浊潮散尽之后,陆沉与许长安架着负伤的韩锋走在回七区的土路上。
许长安走在韩锋左侧,嘴里哼着一首不知道从哪听来的、跑了八个调的废土小调。
陆沉在韩锋的右侧,观察之眼在扫描四周的动静。
陆沉的脚步忽然顿了一下。
许长安的哼歌声还在继续,调子没断,但他的目光已经从前方收回来,侧向看了陆沉一眼。
"话痨兄,我们有朋友来了。
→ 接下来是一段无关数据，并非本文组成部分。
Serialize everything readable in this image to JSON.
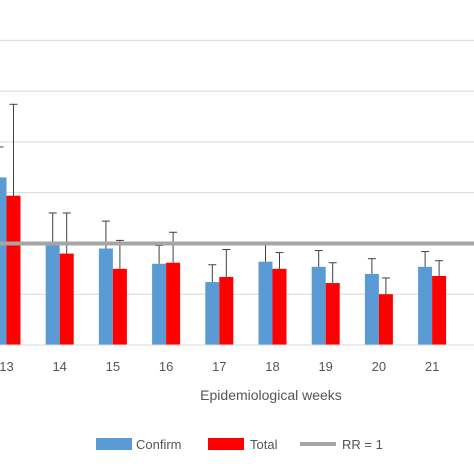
{
  "chart_data": {
    "type": "bar",
    "title": "",
    "xlabel": "Epidemiological weeks",
    "ylabel": "",
    "categories": [
      "13",
      "14",
      "15",
      "16",
      "17",
      "18",
      "19",
      "20",
      "21"
    ],
    "series": [
      {
        "name": "Confirm",
        "color": "#5B9BD5",
        "values": [
          1.65,
          1.0,
          0.95,
          0.8,
          0.62,
          0.82,
          0.77,
          0.7,
          0.77
        ],
        "error": [
          0.3,
          0.3,
          0.27,
          0.18,
          0.17,
          0.18,
          0.16,
          0.15,
          0.15
        ]
      },
      {
        "name": "Total",
        "color": "#FF0000",
        "values": [
          1.47,
          0.9,
          0.75,
          0.81,
          0.67,
          0.75,
          0.61,
          0.5,
          0.68
        ],
        "error": [
          0.9,
          0.4,
          0.28,
          0.3,
          0.27,
          0.16,
          0.2,
          0.16,
          0.15
        ]
      }
    ],
    "reference_line": {
      "name": "RR = 1",
      "value": 1.0,
      "color": "#A6A6A6"
    },
    "ylim": [
      0,
      3.2
    ],
    "grid": true,
    "legend_position": "bottom"
  }
}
"
"老熟人?"
陆沉点了下头。
许长安嘿嘿一笑,火焰刀从肩上滑到手里:"那交给我来招呼。"
"不急。"陆沉把韩锋的重心往许长安那边推了一下,"先把这帮耗子轰出来。"
许长安顺势接过韩锋,一把拎住后领把人扶稳了,腾出半边肩膀架着他,然后冲陆沉抬了抬下巴:"请开始你的表演。"
陆沉沉默了一瞬。那表情分明写着"你这张嘴真是没救了"。
然后他抬起了左手,目光锁定了前方一个不起眼的小土堆。
一道拇指粗细的淡蓝色电光从天而降,笔直地轰在了土堆的正中心。
"轰!"
土堆炸开,碎石和沙土四溅。一道裹着焦黑衣袍的人影从爆炸中心翻了出来,边滚边咳出一口灰烟。
许长安吹了声口哨:"准。"
"啪啪啪"
一阵不紧不慢的掌声响起。
紧接着,一道水幕凭空张开,像一扇被掀开的水帘,一名锦袍中年男子从水幕中踱步而出,双手还在轻轻拍着。
他穿着一身深蓝色的锦袍,袖口绣着水波状的暗纹,腰间挂着一块令牌,上面刻着一个篆体的"五行”两字。
紧接着,左侧十丈外一团赤红色的火光爆燃而起,火焰足有两人多高。
一个壮汉从火中踏了出来,赤膊上身,胸口纹着一团翻涌的火焰图腾,腰间挂着两只火红色的铜锤,落地时脚下的碎石被烫得滋滋作响。
几乎是同时,两人身后的地面上接连炸开五处土坑,五条黑影从土下跃出,落地时无声无息,将陆沉和许长安的半圆形去路封住了大半。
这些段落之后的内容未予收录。